Closed benwaffle closed 8 years ago

benwaffle commented 8 years ago

This makes react load successfully.

Although, loading something as large as react can take multiple seconds:

var start = new Date().getTime();
var r = require('react');
var end = new Date().getTime();
console.log(`loaded react, took ${end-start}ms`);
WebReflection commented 8 years ago

will test later on if there are side effects but it looks OK to me.

Have you tried dropping babel standalone ?

jsgtk --no-transform your-file.js

benwaffle commented 8 years ago

oh, thats much faster

WebReflection commented 8 years ago

so here's the catch: GJS is unfortunately based on moz24 engine which is a pre ES6 era. I've introduced babel standalone at runtime to be able to use modern code like it's possible already in node.

However, if you use already transpiled code that's a huge overhead, but if you don't use the runtime transformer you also miss all modern fun parts of the language, and you cannot extend with ease native GTK classes.

The fact it loads slow is a real bummer, the fact if it's faster you cannot use ES6 is even worst. I've opted for the least bummer by default, and unless GJS updates to a modern engine I have no idea how to solve this.

benwaffle commented 8 years ago

can you run js files through babel unless they are in node_modules?

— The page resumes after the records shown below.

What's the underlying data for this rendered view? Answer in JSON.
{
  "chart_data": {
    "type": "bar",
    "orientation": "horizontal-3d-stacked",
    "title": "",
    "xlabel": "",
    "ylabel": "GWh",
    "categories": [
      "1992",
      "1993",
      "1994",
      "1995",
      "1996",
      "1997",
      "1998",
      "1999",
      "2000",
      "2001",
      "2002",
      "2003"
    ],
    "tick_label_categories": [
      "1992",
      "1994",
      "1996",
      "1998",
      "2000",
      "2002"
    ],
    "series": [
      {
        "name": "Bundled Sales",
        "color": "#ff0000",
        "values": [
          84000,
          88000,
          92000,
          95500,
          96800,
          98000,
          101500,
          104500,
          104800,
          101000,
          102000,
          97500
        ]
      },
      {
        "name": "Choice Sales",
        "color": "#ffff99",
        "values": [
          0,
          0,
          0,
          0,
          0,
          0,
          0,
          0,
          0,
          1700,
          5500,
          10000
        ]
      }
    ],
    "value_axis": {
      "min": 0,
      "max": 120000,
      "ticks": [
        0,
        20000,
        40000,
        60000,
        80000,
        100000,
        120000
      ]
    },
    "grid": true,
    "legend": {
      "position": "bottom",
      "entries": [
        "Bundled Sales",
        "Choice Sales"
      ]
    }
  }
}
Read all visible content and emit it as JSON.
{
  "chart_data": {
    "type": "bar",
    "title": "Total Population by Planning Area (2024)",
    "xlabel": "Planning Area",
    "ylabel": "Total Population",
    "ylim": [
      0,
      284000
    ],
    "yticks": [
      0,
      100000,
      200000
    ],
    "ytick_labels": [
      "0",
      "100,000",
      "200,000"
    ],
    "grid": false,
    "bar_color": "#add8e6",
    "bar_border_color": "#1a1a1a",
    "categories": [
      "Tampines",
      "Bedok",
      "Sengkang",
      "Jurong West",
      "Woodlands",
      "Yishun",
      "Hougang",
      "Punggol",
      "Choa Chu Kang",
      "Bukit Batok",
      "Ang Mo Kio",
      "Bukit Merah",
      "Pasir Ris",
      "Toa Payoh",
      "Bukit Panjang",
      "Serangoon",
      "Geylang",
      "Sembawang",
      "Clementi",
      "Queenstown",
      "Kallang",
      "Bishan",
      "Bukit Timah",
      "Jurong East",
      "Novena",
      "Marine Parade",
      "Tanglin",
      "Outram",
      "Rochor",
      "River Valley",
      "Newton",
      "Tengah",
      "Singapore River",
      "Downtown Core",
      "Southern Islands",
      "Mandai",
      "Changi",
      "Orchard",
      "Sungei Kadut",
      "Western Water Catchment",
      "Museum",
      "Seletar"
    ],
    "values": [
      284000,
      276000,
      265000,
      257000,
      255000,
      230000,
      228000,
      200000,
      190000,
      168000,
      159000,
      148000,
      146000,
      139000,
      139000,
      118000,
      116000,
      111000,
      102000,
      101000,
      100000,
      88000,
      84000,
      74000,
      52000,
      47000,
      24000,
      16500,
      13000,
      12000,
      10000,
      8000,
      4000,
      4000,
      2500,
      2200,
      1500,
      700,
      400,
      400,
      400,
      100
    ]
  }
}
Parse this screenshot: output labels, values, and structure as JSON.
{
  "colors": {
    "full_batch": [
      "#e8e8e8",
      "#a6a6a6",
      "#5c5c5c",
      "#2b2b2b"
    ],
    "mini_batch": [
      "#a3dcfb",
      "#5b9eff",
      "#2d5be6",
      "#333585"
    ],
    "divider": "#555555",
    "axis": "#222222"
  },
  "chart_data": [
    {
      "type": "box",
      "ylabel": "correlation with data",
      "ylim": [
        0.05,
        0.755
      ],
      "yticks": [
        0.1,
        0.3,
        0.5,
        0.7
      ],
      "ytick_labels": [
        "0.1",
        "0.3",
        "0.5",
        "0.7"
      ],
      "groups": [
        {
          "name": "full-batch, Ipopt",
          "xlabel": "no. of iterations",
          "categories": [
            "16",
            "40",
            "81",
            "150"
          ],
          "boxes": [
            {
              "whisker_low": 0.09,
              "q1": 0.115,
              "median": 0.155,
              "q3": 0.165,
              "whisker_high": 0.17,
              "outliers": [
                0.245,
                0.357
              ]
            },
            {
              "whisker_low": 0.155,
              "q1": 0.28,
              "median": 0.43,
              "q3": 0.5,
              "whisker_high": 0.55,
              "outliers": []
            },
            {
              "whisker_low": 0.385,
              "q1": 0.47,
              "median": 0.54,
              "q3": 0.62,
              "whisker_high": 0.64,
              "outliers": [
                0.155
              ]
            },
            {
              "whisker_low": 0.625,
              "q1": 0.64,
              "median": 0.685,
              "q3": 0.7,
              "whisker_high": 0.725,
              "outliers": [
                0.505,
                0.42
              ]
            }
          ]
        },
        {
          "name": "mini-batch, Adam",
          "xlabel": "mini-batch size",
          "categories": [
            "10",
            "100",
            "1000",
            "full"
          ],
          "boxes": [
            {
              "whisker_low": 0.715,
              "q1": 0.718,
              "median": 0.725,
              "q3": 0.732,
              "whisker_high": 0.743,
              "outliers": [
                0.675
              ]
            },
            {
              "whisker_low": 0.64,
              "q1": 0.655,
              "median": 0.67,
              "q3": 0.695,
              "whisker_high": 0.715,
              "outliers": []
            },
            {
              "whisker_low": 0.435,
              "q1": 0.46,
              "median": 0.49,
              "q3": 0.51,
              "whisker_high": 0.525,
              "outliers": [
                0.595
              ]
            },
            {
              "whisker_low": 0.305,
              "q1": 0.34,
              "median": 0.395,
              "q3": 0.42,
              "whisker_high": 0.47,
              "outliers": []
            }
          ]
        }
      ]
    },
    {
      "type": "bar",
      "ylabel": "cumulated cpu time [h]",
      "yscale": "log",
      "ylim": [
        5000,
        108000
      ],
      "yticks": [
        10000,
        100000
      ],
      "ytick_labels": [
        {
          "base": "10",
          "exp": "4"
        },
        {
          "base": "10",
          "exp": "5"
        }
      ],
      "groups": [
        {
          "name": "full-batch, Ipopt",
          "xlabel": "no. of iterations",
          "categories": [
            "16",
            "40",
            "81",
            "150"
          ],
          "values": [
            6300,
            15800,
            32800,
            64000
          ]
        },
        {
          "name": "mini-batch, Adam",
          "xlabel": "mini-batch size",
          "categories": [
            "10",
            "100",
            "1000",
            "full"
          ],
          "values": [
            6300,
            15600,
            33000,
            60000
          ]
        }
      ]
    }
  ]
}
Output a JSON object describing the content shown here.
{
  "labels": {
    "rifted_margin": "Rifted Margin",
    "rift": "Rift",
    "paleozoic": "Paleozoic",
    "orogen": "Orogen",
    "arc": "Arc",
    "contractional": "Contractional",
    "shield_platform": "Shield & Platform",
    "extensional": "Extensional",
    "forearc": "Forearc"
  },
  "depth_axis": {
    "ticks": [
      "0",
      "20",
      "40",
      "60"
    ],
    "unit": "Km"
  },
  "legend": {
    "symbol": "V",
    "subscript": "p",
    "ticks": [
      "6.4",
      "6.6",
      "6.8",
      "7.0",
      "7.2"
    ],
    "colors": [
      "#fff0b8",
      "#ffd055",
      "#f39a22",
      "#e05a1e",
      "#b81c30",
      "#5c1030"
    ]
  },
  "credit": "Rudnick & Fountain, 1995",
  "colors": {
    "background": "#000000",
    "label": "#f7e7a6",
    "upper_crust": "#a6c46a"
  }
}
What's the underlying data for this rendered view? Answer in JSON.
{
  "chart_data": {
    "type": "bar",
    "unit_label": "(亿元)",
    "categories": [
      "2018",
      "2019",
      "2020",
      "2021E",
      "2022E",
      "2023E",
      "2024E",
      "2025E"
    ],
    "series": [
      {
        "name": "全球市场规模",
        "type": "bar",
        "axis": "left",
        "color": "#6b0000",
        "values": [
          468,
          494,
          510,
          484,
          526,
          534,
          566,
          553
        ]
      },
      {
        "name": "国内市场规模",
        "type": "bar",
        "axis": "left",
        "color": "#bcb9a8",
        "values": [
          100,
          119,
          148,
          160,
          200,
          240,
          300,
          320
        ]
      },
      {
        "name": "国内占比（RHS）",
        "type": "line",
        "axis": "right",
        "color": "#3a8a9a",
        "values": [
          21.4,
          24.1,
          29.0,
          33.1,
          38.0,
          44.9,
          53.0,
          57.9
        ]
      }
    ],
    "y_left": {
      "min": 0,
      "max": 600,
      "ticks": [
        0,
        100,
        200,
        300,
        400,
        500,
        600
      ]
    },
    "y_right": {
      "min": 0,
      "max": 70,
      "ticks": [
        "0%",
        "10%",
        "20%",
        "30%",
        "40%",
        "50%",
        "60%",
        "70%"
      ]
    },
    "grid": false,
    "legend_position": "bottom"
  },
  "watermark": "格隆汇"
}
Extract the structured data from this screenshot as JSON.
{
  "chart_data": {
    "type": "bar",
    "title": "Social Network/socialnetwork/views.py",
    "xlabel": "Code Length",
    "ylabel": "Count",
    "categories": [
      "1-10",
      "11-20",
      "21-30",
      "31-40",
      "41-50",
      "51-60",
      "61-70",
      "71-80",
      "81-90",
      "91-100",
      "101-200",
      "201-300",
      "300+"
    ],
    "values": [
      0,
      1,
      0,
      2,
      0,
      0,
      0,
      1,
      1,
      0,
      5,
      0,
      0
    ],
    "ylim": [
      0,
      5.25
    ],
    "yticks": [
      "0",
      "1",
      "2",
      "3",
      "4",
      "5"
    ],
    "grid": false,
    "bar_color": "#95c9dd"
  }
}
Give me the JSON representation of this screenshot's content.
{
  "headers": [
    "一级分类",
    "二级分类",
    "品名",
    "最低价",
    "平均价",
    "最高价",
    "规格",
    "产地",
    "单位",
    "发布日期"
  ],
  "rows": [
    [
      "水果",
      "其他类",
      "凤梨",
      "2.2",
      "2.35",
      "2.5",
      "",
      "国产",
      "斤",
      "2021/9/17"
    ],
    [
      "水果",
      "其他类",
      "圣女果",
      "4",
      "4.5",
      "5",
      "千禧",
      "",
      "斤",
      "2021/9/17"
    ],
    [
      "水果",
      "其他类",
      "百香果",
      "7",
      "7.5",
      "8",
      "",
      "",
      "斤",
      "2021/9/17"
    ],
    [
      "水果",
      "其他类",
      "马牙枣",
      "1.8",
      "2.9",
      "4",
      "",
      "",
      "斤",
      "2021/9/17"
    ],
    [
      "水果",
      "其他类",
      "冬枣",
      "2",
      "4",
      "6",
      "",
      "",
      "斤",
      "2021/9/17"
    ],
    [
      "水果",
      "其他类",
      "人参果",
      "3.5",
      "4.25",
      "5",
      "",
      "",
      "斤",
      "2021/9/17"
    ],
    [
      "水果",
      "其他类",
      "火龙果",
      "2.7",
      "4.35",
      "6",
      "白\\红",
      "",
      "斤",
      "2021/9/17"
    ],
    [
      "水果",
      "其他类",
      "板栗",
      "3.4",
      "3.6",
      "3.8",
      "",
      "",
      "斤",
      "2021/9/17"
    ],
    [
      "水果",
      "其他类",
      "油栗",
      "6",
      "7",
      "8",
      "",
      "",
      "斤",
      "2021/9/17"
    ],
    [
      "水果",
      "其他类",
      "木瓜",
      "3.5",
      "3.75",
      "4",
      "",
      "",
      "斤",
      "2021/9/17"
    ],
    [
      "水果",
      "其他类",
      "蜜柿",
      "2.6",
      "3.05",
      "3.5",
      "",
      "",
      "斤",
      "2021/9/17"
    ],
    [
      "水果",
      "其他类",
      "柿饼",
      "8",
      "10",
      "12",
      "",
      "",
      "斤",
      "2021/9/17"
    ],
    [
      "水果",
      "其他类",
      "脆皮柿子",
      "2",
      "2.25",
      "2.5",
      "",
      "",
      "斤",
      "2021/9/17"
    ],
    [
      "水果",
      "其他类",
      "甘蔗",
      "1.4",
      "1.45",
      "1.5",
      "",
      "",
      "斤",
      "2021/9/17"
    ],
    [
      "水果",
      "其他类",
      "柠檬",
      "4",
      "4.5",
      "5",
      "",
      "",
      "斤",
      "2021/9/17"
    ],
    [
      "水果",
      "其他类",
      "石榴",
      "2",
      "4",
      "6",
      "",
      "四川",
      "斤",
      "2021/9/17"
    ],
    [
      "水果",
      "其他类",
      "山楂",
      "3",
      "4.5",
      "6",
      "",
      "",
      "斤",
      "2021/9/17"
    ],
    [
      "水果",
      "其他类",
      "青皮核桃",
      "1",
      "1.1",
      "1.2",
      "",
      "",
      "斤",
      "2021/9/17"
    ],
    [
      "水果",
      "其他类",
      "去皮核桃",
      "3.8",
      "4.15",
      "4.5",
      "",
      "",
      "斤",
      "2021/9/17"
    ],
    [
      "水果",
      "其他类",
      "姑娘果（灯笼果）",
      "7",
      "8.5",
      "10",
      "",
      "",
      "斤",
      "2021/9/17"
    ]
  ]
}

WebReflection commented 8 years ago

not sure I should ... if some cowboy publishes an ES6 comaptible module the whole system would be doomed.

Since the main goal here is to simulate, as seamless as possible, what a node-js env would do, considering that node 4 and 6 already have way more ES6 than moz24 ever dreamed about, I guess, and I am afraid, there's no silver bullet here.

WebReflection commented 8 years ago

However, if you were thinking about a flag, then maybe it makes sense, as long as you are sure about the module you are using as dependency.

WebReflection commented 8 years ago

actually thinking about a --no-modules-transform to have hybrid solution to this ... it's not future proof but sounds like a reasonable approach for now ... thoughts?

benwaffle commented 8 years ago

yeah sounds like the best option at this point

WebReflection commented 8 years ago

actually, after quick better analysis, a node module can be pretty much anything. Are you talking about modules defined as dependency in the initial package.json where you launch the first jsgtk compatible script?

benwaffle commented 8 years ago

anything installed by npm, thus anything in node_modules. technically it doesn't have to be saved in package.json

WebReflection commented 8 years ago

so, absolute and relative paths would still be transpiled ... deal?

benwaffle commented 8 years ago

what makes those special?

WebReflection commented 8 years ago

because that's how you include files in node. Either you want only the main file to be transpiled at runtime, or if you want to keep ES6 compatibility and still use require('./myfile') we need to agree that only pre-installed modules should not be parsed.

Otherwise --no-transform already covers your case, right?

WebReflection commented 8 years ago

thinking about it, a module can have nested dependencies and/or include its own files via relative paths.

TL;DR I am not sure how to solve this, looks more like an overhead full of problems rather than a handy use case.